A Game of Thrones

Criado em 2003 e publicado pela primeira vez Fantasy Flight Games, A Game of Thrones – The Board Game convida os jogadores a tomarem posse de cada uma das casas da épica saga, conquistando os locais imortalizados pela  série de livros/televisão. Cada jogador toma controlo de uma de 6 casas, nomeadamente Baratheon, Greyjoy, Lannister, Martell, Stark e Tyrell, com direito a usar e abusar de 7 personagens icónicas de cada uma das casas, tal como Eddard Stark, Obryn Martel e Tyrion Lannister.

Este é um jogo de conquista, acabando quando um dos jogadores reclamar controlo de 6 pontos chave no mapa (7 na 2ª edição do jogo), nomeadamente castelos e fortes espalhados por todo o continente, incentivando os exércitos oponentes a combaterem, tanto em terra como no mar.

Cada turno começa com cada jogador a dar uma ordem a cada unidade que tem. Estas ordens são dadas em segredo e todos os jogadores dão as suas ordens ao mesmo tempo. Quando as ordens estão todas dadas, todas elas são reveladas e então, a diversão começa.
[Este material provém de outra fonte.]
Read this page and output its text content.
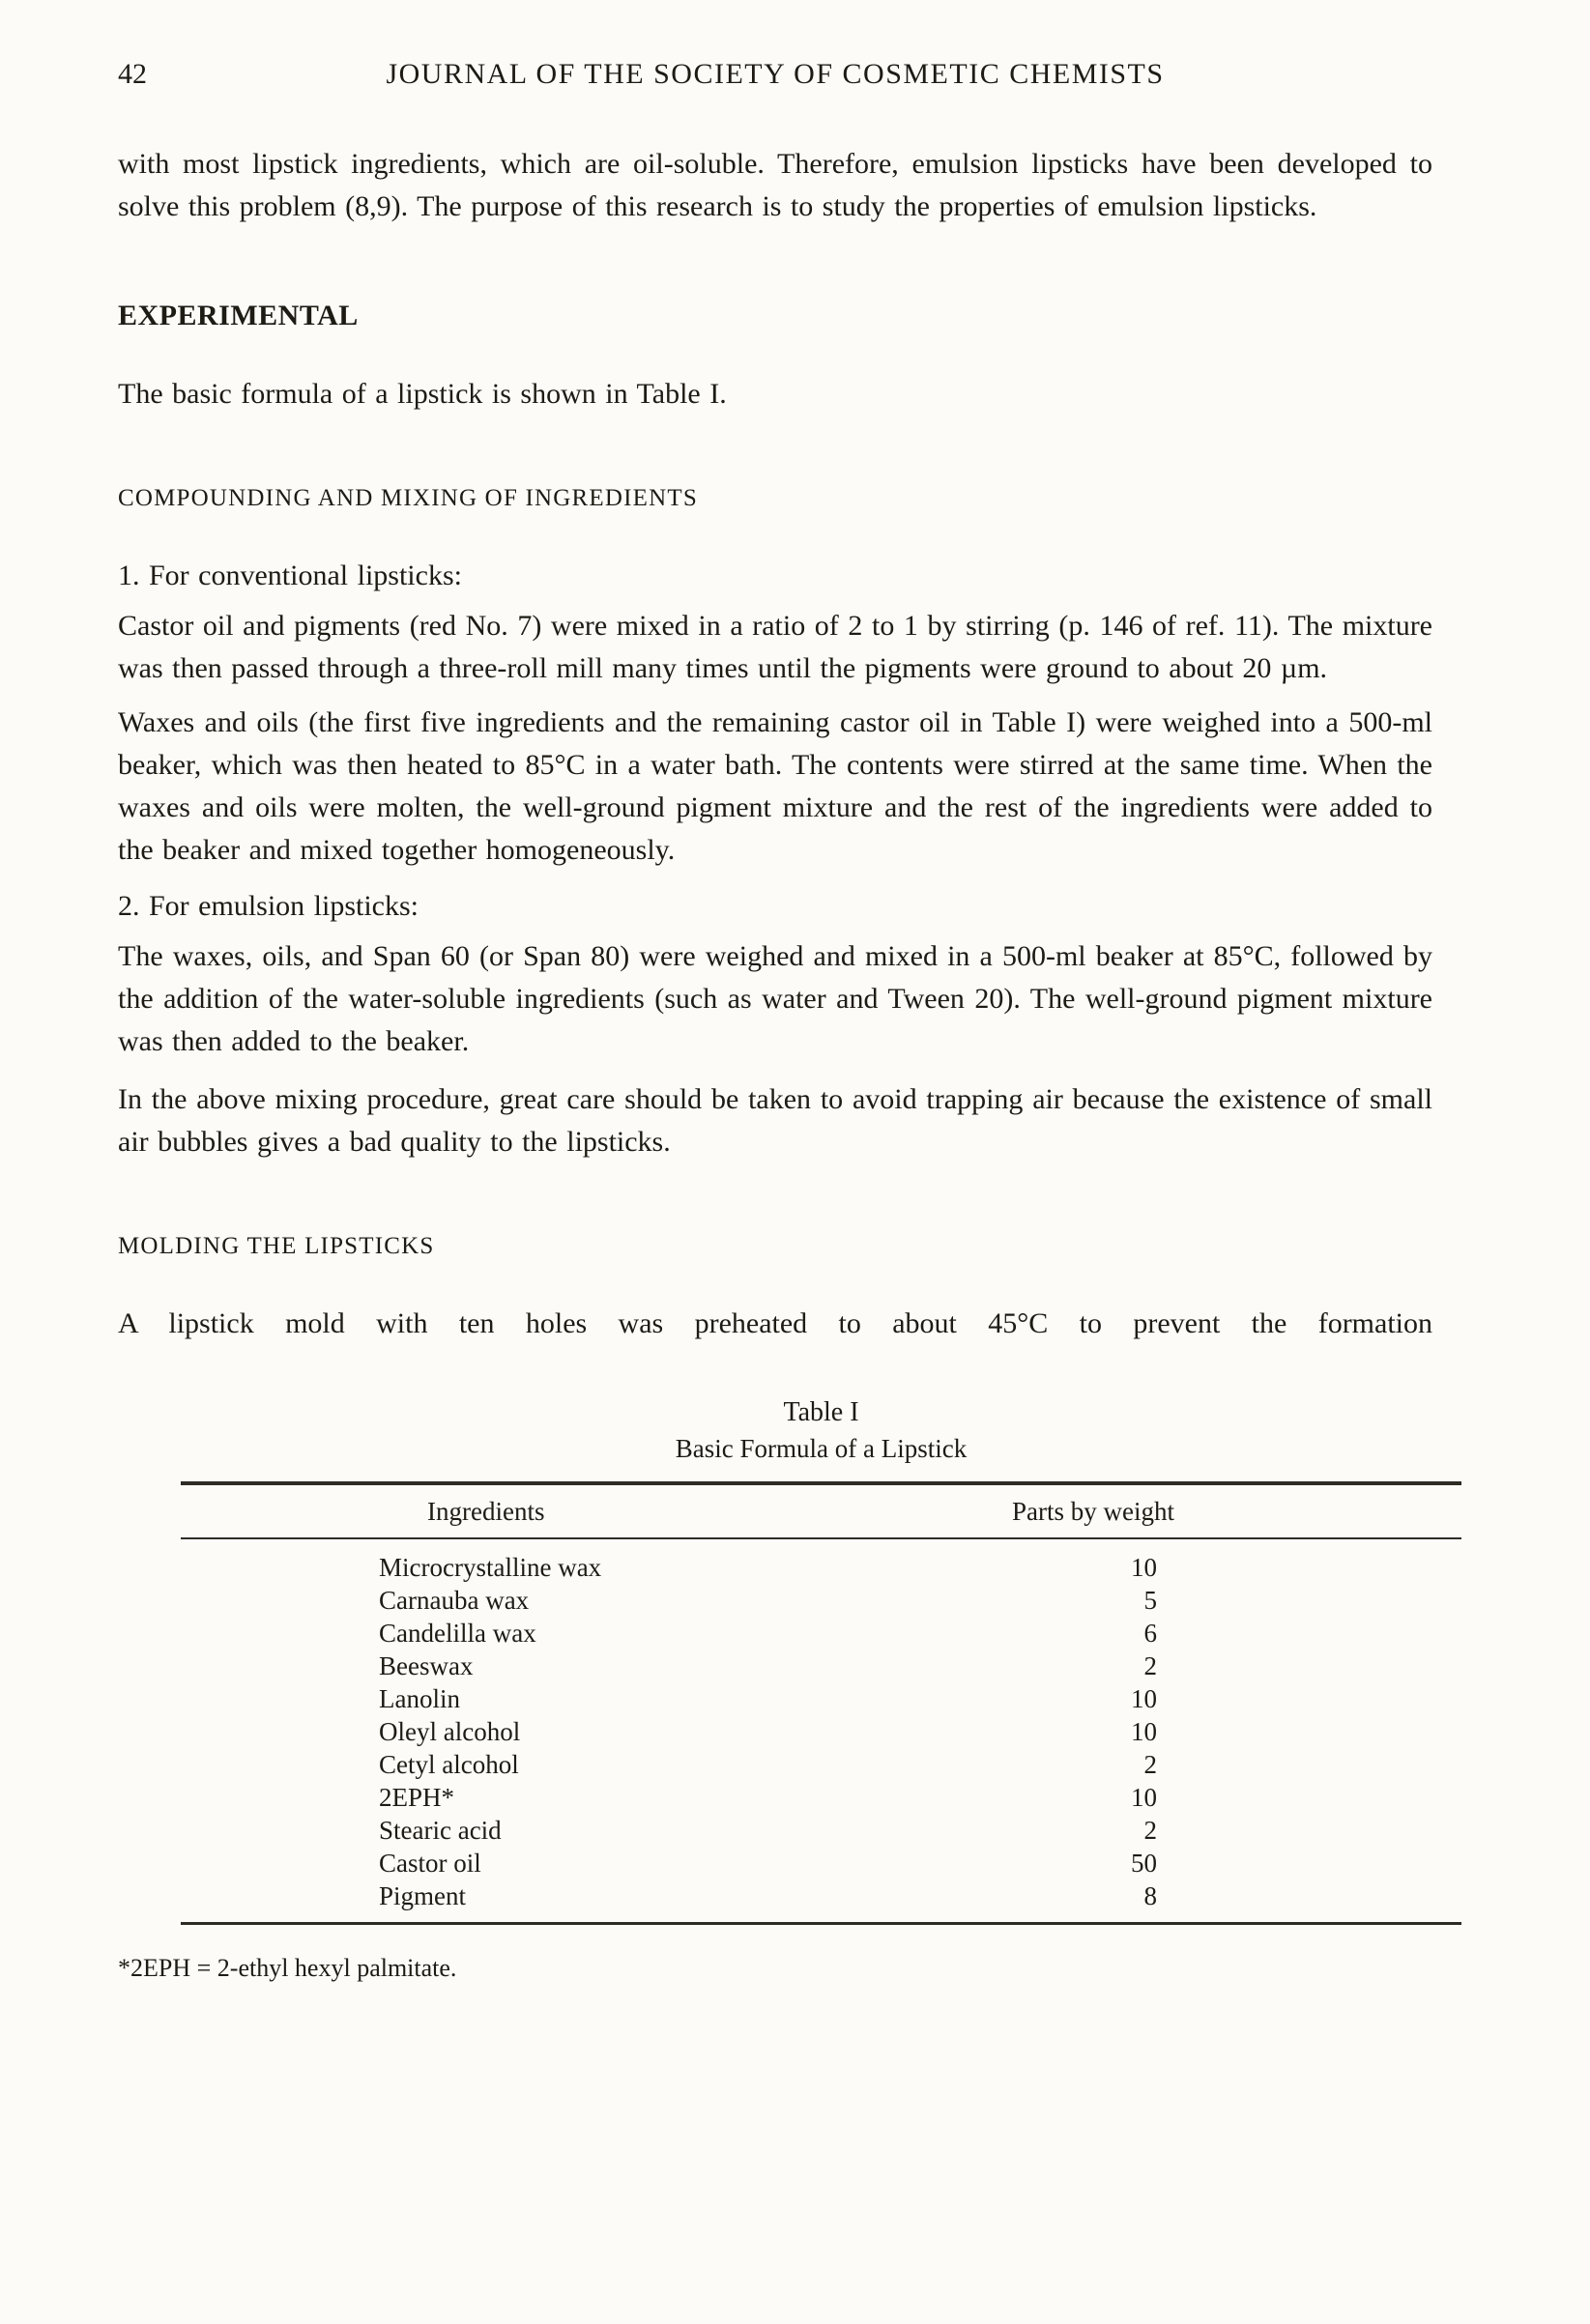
42	JOURNAL OF THE SOCIETY OF COSMETIC CHEMISTS

with most lipstick ingredients, which are oil-soluble. Therefore, emulsion lipsticks have been developed to solve this problem (8,9). The purpose of this research is to study the properties of emulsion lipsticks.

EXPERIMENTAL

The basic formula of a lipstick is shown in Table I.

COMPOUNDING AND MIXING OF INGREDIENTS

1. For conventional lipsticks:

Castor oil and pigments (red No. 7) were mixed in a ratio of 2 to 1 by stirring (p. 146 of ref. 11). The mixture was then passed through a three-roll mill many times until the pigments were ground to about 20 µm.

Waxes and oils (the first five ingredients and the remaining castor oil in Table I) were weighed into a 500-ml beaker, which was then heated to 85°C in a water bath. The contents were stirred at the same time. When the waxes and oils were molten, the well-ground pigment mixture and the rest of the ingredients were added to the beaker and mixed together homogeneously.

2. For emulsion lipsticks:

The waxes, oils, and Span 60 (or Span 80) were weighed and mixed in a 500-ml beaker at 85°C, followed by the addition of the water-soluble ingredients (such as water and Tween 20). The well-ground pigment mixture was then added to the beaker.

In the above mixing procedure, great care should be taken to avoid trapping air because the existence of small air bubbles gives a bad quality to the lipsticks.

MOLDING THE LIPSTICKS

A lipstick mold with ten holes was preheated to about 45°C to prevent the formation

Table I
Basic Formula of a Lipstick
Ingredients	Parts by weight
Microcrystalline wax	10
Carnauba wax	5
Candelilla wax	6
Beeswax	2
Lanolin	10
Oleyl alcohol	10
Cetyl alcohol	2
2EPH*	10
Stearic acid	2
Castor oil	50
Pigment	8

*2EPH = 2-ethyl hexyl palmitate.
Tabuleiro e componentes de A Game of Thrones

Os turnos dos jogadores acontecem todos ao mesmo tempo, cada jogador executando uma ordem de cada vez. Por as ordens serem dadas às cegas, cada jogador é imensamente recompensado tanto pela sua capacidade de planear como de prever os movimentos que os seus oponentes vão fazer.

O combate entre jogadores não envolve dados, apenas a força de cada exército, somada a vários factores, como heróis, exércitos aliados nas proximidades e até um terceiro exército a ajudar uma das duas facções em combate naquele momento, levando a que se procurem alianças com outros jogadores para se ajudarem mutuamente. Mas atenção, neste jogo as alianças são frágeis e um aliado pode passar a inimigo no espaço de uma única jogada, a menos que os selvagens do norte da muralha ataquem.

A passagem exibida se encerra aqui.